В конце сентября Шамиля и его спутников привезли в Санкт - Петербург. Несмотря на густой туман и мелкий осенний дождь, вся Знаменская площадь была полна народу. В гостинице «Знаменская» им приготовили комфортабельные номера. На другой день к парадному подъезду гостиницы подкатила роскошная карета с шестеркой. У подъезда, на тротуарах и мостовой стояли толпы разодетого народа. Когда показался Шамиль, дамы бросились к нему. Восторженные приветствия, приятные улыбки не только удивляли, но просто потрясали его. Смущенно опустив голову, он спешил скрыться от любопытных взоров и приветствий тысячной толпы. Молодежь бежала за каретой, пытаясь заглянуть в окна.
      Заметив смущение имама, откинувшегося на спинку сиденья, Богуславский сказал:
      - Не занавешивай окошко, смотри сам в окно, и пусть народ посмотрит на тебя, видишь ликование и радость русских?
      - Этим - то они и смущают меня. Мне тяжело видеть эту незаслуженную почесть и стыдно смотреть в лица русских людей.
      - Почему? - с удивлением спросил Богуславский.
      - Ты спрашиваешь - почему? Да потому, что среди этой массы приветствующих людей я вижу сирот, вдов и несчастных матерей тех, которые пали от рук моих воинов. Они должны были ненавидеть меня, посылать на мою голову проклятья, плевать вслед. Тогда мне было бы легче, чем видеть их радость при встрече со мной... - Он помолчал и добавил: - Наши люди не встречали бы так даже самого царя. Клянусь Аллахом, они сопровождали бы его уничтожающими взглядами, полными ненависти, и в душе посылали бы ему тысячи проклятий. Я помню, как наши мальчишки улюлюкали, свистели и сопровождали градом камней русских пленных, когда их вели по улицам села. Правда, в свое время я запретил оскорблять неверных, подвергая штрафу родителей озорников. Сегодня, как только вернемся, я напишу обращение к горцам Дагестана, в котором именем Аллаха буду призывать к дружбе с русским народом.

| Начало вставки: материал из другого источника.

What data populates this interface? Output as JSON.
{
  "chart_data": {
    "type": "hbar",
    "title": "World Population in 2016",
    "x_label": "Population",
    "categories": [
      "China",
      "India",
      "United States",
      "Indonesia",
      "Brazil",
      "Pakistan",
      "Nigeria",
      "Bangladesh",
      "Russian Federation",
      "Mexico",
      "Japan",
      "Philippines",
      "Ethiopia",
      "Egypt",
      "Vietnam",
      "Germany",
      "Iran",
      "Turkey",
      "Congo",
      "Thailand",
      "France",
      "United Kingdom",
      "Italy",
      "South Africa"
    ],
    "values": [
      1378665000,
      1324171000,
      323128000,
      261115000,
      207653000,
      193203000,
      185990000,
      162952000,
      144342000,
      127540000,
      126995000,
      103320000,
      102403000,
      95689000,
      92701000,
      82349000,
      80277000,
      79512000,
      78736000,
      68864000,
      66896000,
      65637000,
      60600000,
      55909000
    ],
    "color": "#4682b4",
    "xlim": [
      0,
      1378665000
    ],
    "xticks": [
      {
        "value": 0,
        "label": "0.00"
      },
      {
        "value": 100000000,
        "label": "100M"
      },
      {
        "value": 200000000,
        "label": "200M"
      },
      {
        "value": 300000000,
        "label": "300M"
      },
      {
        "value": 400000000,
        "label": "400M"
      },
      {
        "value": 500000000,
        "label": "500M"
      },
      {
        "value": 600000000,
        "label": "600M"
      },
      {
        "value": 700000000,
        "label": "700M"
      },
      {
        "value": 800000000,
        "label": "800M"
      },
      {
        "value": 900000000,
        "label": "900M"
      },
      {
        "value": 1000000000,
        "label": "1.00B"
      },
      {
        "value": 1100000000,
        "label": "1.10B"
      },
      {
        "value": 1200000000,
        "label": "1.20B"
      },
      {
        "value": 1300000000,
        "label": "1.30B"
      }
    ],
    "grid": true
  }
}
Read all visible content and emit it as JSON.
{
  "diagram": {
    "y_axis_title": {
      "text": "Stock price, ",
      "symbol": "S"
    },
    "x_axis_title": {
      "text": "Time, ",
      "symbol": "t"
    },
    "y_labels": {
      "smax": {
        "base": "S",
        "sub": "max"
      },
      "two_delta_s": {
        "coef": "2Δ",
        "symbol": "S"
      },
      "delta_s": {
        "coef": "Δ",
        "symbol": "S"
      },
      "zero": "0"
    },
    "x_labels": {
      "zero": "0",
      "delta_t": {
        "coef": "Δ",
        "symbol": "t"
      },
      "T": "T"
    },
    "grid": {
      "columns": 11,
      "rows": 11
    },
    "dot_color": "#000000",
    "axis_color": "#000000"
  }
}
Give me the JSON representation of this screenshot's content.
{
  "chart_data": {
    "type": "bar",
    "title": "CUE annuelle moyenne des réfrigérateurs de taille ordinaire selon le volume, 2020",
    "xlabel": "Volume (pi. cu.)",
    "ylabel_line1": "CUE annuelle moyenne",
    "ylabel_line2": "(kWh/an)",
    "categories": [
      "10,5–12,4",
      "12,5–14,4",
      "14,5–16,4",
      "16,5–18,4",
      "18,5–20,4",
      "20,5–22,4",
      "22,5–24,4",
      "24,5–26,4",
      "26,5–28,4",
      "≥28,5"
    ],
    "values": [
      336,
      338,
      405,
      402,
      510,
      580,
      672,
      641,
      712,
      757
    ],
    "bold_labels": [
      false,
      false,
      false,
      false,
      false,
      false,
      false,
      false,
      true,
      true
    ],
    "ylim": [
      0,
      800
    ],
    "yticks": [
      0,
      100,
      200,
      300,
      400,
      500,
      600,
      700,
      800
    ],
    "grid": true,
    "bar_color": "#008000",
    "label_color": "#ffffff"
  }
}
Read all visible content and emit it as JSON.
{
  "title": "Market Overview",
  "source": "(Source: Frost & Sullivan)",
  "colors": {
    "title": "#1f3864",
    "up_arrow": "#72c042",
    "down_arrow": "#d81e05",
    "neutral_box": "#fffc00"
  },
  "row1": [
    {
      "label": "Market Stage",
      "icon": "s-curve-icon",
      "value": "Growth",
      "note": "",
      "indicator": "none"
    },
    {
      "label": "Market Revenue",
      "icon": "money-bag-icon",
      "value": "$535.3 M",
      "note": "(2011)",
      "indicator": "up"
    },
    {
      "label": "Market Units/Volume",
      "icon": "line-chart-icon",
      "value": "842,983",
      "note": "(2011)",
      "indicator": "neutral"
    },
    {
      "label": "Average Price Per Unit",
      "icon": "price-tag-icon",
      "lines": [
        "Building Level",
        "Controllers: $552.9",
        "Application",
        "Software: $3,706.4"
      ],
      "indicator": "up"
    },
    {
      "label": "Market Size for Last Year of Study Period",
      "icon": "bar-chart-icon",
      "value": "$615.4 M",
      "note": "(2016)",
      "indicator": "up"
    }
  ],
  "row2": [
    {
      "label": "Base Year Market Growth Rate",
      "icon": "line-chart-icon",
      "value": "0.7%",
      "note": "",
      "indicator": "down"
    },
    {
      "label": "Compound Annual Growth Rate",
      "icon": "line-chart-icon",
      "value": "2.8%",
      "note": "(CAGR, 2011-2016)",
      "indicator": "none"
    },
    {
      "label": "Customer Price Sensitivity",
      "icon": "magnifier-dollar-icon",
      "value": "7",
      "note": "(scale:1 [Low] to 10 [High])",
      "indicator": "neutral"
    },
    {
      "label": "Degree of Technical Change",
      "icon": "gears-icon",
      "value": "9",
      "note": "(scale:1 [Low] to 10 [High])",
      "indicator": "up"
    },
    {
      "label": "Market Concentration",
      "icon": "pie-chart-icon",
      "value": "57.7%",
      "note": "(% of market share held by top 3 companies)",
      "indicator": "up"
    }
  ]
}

      Карета подъехала к Зимнему дворцу. Ливрейные лакеи распахнули двери парадного подъезда. Царские сановники и генералы вышли встречать имама. По мраморной лестнице, устланной дорогими коврами, Шамиль поднялся наверх. Его ввели в покои матушки - царицы. Императрица Мария Федоровна встала с софы, когда вошел Шамиль. Она была в черном длинном бархатном платье с длинными рукавами и глухим воротом. Строго зачесанные седые волосы, величавая осанка и доброе выражение лица сразу расположили к ней Шамиля. Он склонил перед старой царицей голову. Она протянула руку. Он впервые за всю жизнь поцеловал руку женщины.
      - Здравствуйте, милости просим, садитесь, господин Шамиль, - Мария Федоровна показала рукой на кресло - Как здоровье ваше, были ли трудности в пути? - продолжала расспрашивать царица.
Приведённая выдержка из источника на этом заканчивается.